Astudillo, por su parte, habla de la “borradura” de los intelectuales, a su manera: “Lo que Spivak desarrolla es una suerte de política de subalternidad; sostiene que el subalterno nunca va a hablar porque es una estrategia textual de los intelectuales para quedar transparentes en la operación de su propia escritura, una estrategia que utilizan para ocultarse…”. Y, Fernando Coronil (Walter Mignolo y al parecer la propia autora) se suman para salvar algunos muebles de la casa envuelta en llamas, diciendo que Spivak llama “mudos” a los subalternos y de esa manera, poder colocar ellos una fórmula para seguir justificándose. Dice Doña Alexandra: “La noción de una subalternidad relativa y relacional que introduce Coronil permitiría dar cuenta de la compleja constitución de agencia en los contextos latinoamericanos…La reescritura constante de la subalternidad necesita del intelectual para existir.”

Astudillo concluye: “…hablar ‘desde América Latina’ se constituye en un conflicto de representación. Las posiciones críticas analizadas oponen a una tradición de representación marcadamente colonialistas otras que, en el caso de Henríquez Ureña y Reyes, siguen influenciadas por una mirada eurocéntrica, que les impide examinar la política de su propia práctica. Estas propuestas confluyen en la consolidación de la misma relación de poder que desean desarticular… que no logra desprenderse de la colonialidad del poder y del saber (Quijano, 2001) eurocéntrico. En el caso de Mariátegui su esfuerzo se queda entrampado en el juego de la representación que el intelectual puede hacer del mundo indígena”. Exactamente como el discurso de hoy en los decoloniales: esencialmente eurocéntrico (lo que más odian es lo único que conocen), por la representación y la emancipación que usan.
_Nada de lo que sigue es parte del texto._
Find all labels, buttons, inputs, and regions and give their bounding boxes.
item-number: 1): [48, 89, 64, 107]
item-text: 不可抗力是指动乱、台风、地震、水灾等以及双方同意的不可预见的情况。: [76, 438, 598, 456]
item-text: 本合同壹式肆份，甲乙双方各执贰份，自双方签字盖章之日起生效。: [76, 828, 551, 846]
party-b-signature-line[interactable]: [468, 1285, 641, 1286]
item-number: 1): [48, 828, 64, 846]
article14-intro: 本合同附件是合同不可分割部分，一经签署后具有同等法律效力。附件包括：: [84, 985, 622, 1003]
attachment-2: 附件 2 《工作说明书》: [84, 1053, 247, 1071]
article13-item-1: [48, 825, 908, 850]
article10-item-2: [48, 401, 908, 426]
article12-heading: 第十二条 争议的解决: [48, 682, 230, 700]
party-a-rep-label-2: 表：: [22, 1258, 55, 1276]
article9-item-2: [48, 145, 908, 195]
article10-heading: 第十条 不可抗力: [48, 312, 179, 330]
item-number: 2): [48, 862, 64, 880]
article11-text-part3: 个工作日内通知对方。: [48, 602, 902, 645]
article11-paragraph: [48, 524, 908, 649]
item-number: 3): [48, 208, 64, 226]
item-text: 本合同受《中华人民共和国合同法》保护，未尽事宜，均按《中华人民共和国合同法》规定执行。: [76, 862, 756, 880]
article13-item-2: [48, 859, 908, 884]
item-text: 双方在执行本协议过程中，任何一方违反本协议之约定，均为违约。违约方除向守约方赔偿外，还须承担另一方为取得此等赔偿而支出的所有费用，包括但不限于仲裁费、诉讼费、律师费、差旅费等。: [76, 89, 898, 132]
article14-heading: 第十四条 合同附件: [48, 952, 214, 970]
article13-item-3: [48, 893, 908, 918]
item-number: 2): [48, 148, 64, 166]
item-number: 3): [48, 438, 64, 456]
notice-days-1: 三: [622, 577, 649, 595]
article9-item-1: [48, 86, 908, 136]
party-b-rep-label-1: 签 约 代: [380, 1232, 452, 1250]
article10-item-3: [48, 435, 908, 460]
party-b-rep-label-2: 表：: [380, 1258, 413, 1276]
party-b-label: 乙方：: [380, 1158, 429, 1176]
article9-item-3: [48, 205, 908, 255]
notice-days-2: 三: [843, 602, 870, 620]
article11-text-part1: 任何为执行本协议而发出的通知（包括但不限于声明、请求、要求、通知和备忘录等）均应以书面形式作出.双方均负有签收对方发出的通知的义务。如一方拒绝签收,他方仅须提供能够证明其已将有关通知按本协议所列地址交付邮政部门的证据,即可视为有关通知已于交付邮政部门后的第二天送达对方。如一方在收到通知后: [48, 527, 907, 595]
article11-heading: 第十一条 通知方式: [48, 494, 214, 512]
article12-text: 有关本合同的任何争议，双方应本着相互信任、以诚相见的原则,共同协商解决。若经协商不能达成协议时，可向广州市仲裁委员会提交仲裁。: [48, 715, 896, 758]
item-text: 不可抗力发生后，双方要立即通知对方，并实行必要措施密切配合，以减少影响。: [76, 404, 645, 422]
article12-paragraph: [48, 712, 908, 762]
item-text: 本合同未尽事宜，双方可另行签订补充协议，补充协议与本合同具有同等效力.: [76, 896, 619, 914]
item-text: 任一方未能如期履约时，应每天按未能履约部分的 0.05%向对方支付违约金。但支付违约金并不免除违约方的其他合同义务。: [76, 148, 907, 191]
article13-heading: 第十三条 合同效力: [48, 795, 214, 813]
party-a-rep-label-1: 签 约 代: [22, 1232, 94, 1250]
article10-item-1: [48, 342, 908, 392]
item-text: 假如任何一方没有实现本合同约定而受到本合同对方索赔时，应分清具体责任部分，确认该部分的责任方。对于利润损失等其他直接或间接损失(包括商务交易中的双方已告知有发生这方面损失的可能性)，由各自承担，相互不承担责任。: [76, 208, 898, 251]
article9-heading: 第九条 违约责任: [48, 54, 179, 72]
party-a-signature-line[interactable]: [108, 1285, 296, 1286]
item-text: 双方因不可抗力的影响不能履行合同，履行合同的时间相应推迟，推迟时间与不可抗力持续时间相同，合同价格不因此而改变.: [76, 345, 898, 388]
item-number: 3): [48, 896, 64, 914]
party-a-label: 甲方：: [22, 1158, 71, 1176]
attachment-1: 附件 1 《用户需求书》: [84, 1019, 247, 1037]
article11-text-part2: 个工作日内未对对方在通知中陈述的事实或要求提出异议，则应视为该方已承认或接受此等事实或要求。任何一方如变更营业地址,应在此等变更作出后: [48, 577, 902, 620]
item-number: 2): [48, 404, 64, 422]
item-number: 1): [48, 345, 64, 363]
¿No importa el lugar entonces sino el actor? ¿Se convierte en algo especial la cantidad de sufrimiento entre un actor y otro para hacer depender de ello la justicia, calidad, garantía y profundidad de las promesas? Si es el caso, son los judíos del Holocausto los que tienen la ventaja, sobre nuestros aborígenes y afrodescendientes. ¿Entre el ego conquiro heideggeriano y el subalter levinasiano, quién los pone en un digno centro “kantiano”? ¿Dussel, Maldonado Torres, Mignolo?
Concluyo, abrazando como mía la siguiente reflexión de la profesora Astudillo: “…la letra y la literatura son los espacios donde los marginados de siempre por la ‘cultura oficial’ podrían hacer oír su voz. No obstante, su mediación como intelectuales reproduce nuevamente, aunque de manera más velada, las mismas correlaciones de poder que se pretende superar. Así, la mediación del intelectual transforma la diferencia en jerarquía, construye como objeto natural de representación aquello que quiere representar y de esta manera idealiza la condición de hibridez de lo latinoamericano”. ¿Entonces? ¡Ya no nos necesitan!